Following a test confirming that I had a high grade intraepithelial lesion of squamous epithelium (HSIL), a serious precursor to cervical cancer, I underwent a procedure called electrosurgical excision procedure (LEEP). LEEPs are short procedures in which an abnormal cell is removed with a small electrical wire loop. Luckily, my Pap tests were clear for years.
Then, after another annual routine check, I was told I had to come and get tested again. The same fear that I had experienced years ago returned.
This time, I was diagnosed with cervical cancer or carcinoma-in-situ
. I was 27 years old. I just got engaged. We both wanted kids. It was something that we often talked about, and I was afraid that my diagnosis could mean that it is now impossible to have children of my own. The procedure I had to go through, a cervical conization, involved removing part of my cervix, which I knew to increase the likelihood of miscarriage and premature birth.
In my time as a medical doctor and head of public health, I never took part in this story. Almost a decade later, I am pleased that I am cancer free. Today I am the mother of a 17 month old son – a happy, healthy boy who is the joy of my life.
I was fortunate enough to have routine check-ups, safe and effective surgeries, and close monitoring. My life today could be very different if I could not access routine and timely checkups from 19459004 (19459023) and immediate interventions.
Cervical cancer can be caused by various types of human papillomavirus (HPV ). As cervix cancer generally progresses slowly, early diagnosis is often crucial to detecting the disease when curative treatment options are available.
It is difficult for me to talk about this experience, but when I stepped into my role as President of Planned Parenthood I thought about the many ways in which I can explain how basic reproductive health care leads to a happy, fulfilling life can. Considering that January is the month for cervical health awareness, I take this opportunity to address my own experience.
I live today because of this routine test that discovered my cancer at an early stage.
Routine Pap and HPV screenings save thousands of women every year from cervical cancer.

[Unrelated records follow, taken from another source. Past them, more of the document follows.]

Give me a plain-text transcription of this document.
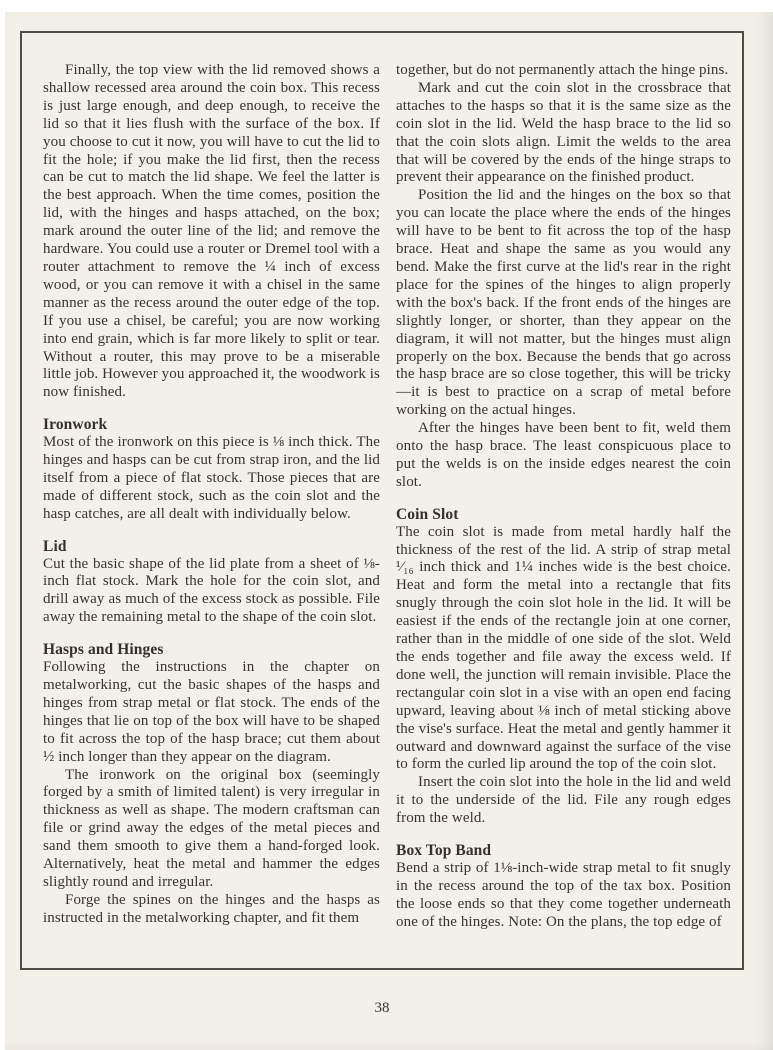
Finally, the top view with the lid removed shows a shallow recessed area around the coin box. This recess is just large enough, and deep enough, to receive the lid so that it lies flush with the surface of the box. If you choose to cut it now, you will have to cut the lid to fit the hole; if you make the lid first, then the recess can be cut to match the lid shape. We feel the latter is the best approach. When the time comes, position the lid, with the hinges and hasps attached, on the box; mark around the outer line of the lid; and remove the hardware. You could use a router or Dremel tool with a router attachment to remove the ¼ inch of excess wood, or you can remove it with a chisel in the same manner as the recess around the outer edge of the top. If you use a chisel, be careful; you are now working into end grain, which is far more likely to split or tear. Without a router, this may prove to be a miserable little job. However you approached it, the woodwork is now finished.

Ironwork

Most of the ironwork on this piece is ⅛ inch thick. The hinges and hasps can be cut from strap iron, and the lid itself from a piece of flat stock. Those pieces that are made of different stock, such as the coin slot and the hasp catches, are all dealt with individually below.

Lid

Cut the basic shape of the lid plate from a sheet of ⅛-inch flat stock. Mark the hole for the coin slot, and drill away as much of the excess stock as possible. File away the remaining metal to the shape of the coin slot.

Hasps and Hinges

Following the instructions in the chapter on metalworking, cut the basic shapes of the hasps and hinges from strap metal or flat stock. The ends of the hinges that lie on top of the box will have to be shaped to fit across the top of the hasp brace; cut them about ½ inch longer than they appear on the diagram.

The ironwork on the original box (seemingly forged by a smith of limited talent) is very irregular in thickness as well as shape. The modern craftsman can file or grind away the edges of the metal pieces and sand them smooth to give them a hand-forged look. Alternatively, heat the metal and hammer the edges slightly round and irregular.

Forge the spines on the hinges and the hasps as instructed in the metalworking chapter, and fit them

together, but do not permanently attach the hinge pins.

Mark and cut the coin slot in the crossbrace that attaches to the hasps so that it is the same size as the coin slot in the lid. Weld the hasp brace to the lid so that the coin slots align. Limit the welds to the area that will be covered by the ends of the hinge straps to prevent their appearance on the finished product.

Position the lid and the hinges on the box so that you can locate the place where the ends of the hinges will have to be bent to fit across the top of the hasp brace. Heat and shape the same as you would any bend. Make the first curve at the lid's rear in the right place for the spines of the hinges to align properly with the box's back. If the front ends of the hinges are slightly longer, or shorter, than they appear on the diagram, it will not matter, but the hinges must align properly on the box. Because the bends that go across the hasp brace are so close together, this will be tricky—it is best to practice on a scrap of metal before working on the actual hinges.

After the hinges have been bent to fit, weld them onto the hasp brace. The least conspicuous place to put the welds is on the inside edges nearest the coin slot.

Coin Slot

The coin slot is made from metal hardly half the thickness of the rest of the lid. A strip of strap metal ¹⁄₁₆ inch thick and 1¼ inches wide is the best choice. Heat and form the metal into a rectangle that fits snugly through the coin slot hole in the lid. It will be easiest if the ends of the rectangle join at one corner, rather than in the middle of one side of the slot. Weld the ends together and file away the excess weld. If done well, the junction will remain invisible. Place the rectangular coin slot in a vise with an open end facing upward, leaving about ⅛ inch of metal sticking above the vise's surface. Heat the metal and gently hammer it outward and downward against the surface of the vise to form the curled lip around the top of the coin slot.

Insert the coin slot into the hole in the lid and weld it to the underside of the lid. File any rough edges from the weld.

Box Top Band

Bend a strip of 1⅛-inch-wide strap metal to fit snugly in the recess around the top of the tax box. Position the loose ends so that they come together underneath one of the hinges. Note: On the plans, the top edge of

38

The HPV vaccine is also an important preventative tool because it protects against the HPV types that cause 70% of cervical cancers . The HPV vaccine did not exist when I was first diagnosed, but today it probably prevents thousands of patients from doing what I've been through.

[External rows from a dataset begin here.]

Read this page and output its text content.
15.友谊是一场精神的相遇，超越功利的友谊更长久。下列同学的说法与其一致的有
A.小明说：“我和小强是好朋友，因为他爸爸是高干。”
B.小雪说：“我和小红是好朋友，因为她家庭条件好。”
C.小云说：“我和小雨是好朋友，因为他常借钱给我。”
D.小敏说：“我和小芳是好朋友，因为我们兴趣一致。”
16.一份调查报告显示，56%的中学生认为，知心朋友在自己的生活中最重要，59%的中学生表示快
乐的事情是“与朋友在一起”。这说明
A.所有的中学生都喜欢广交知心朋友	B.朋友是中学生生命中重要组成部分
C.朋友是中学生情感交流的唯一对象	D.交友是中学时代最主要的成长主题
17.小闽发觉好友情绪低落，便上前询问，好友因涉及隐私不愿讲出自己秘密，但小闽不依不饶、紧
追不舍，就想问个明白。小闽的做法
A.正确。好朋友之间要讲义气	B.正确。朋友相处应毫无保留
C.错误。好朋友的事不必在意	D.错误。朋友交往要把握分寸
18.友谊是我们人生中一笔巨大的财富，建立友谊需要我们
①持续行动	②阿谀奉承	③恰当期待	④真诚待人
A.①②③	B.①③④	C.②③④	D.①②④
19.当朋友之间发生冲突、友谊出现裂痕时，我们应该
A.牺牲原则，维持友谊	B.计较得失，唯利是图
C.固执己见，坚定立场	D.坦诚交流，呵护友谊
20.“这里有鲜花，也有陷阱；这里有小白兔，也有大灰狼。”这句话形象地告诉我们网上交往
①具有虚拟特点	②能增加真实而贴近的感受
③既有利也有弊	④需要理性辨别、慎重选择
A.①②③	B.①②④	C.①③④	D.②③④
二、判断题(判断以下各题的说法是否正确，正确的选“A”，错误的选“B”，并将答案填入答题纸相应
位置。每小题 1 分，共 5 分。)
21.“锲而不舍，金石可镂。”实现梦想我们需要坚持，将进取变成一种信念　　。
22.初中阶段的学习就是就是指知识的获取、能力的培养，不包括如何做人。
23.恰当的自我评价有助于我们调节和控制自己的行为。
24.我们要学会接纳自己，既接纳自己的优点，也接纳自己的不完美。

But the fact remains: more than 4,000 women die each year from cervical cancer, including a disproportionate number of colored women. Cervical cancer is more commonly diagnosed in black and Hispanic women than in white women, and it is more likely that they will be diagnosed at a later date, making treatment more difficult. A recently published study in the journal Cancer that examined only women who had never had a hysterectomy found that black women actually die from cervical cancer at twice the rate of white women.
It is no coincidence that even women with high colors are uninsured or underinsured. Without access to high-quality, affordable reproductive health services – which are a standard of care – women will die because they are forced to forego the necessary prevention and treatment for cervical cancer.
Today I'm grateful as President of Planned Parenthood I can do something about this injustice. I run an organization that provides access to cervical cancer screening, HPV vaccines and the full range of reproductive health services for all our patients. We offer Pap testing in each of our over 600 health centers, and in 2017 alone we performed more than 270,000 Pap tests and tens of thousands of HPV vaccines.
Planned parenting also accounts for 41 percent of all Title X patients, which is the only nationwide funded program for reproductive health and family planning that offers affordable or free reproductive health services such as Pap tests to 4 million low-income women , The Trump Pence Administration recently proposed a rule that would restrict access to Title X meaning that millions of women could lose access to critical health services that help prevent or detect cervical cancer ,
from early diagnosis and treatment that I am alive and starting my own family. Nobody should die from cervical cancer because he has no access to high quality, affordable reproductive health care. As President of Planned Parenthood, I want to use my platform to raise awareness of the importance of reproductive health care.
More of us have these stories than you think. I encourage you to share yours.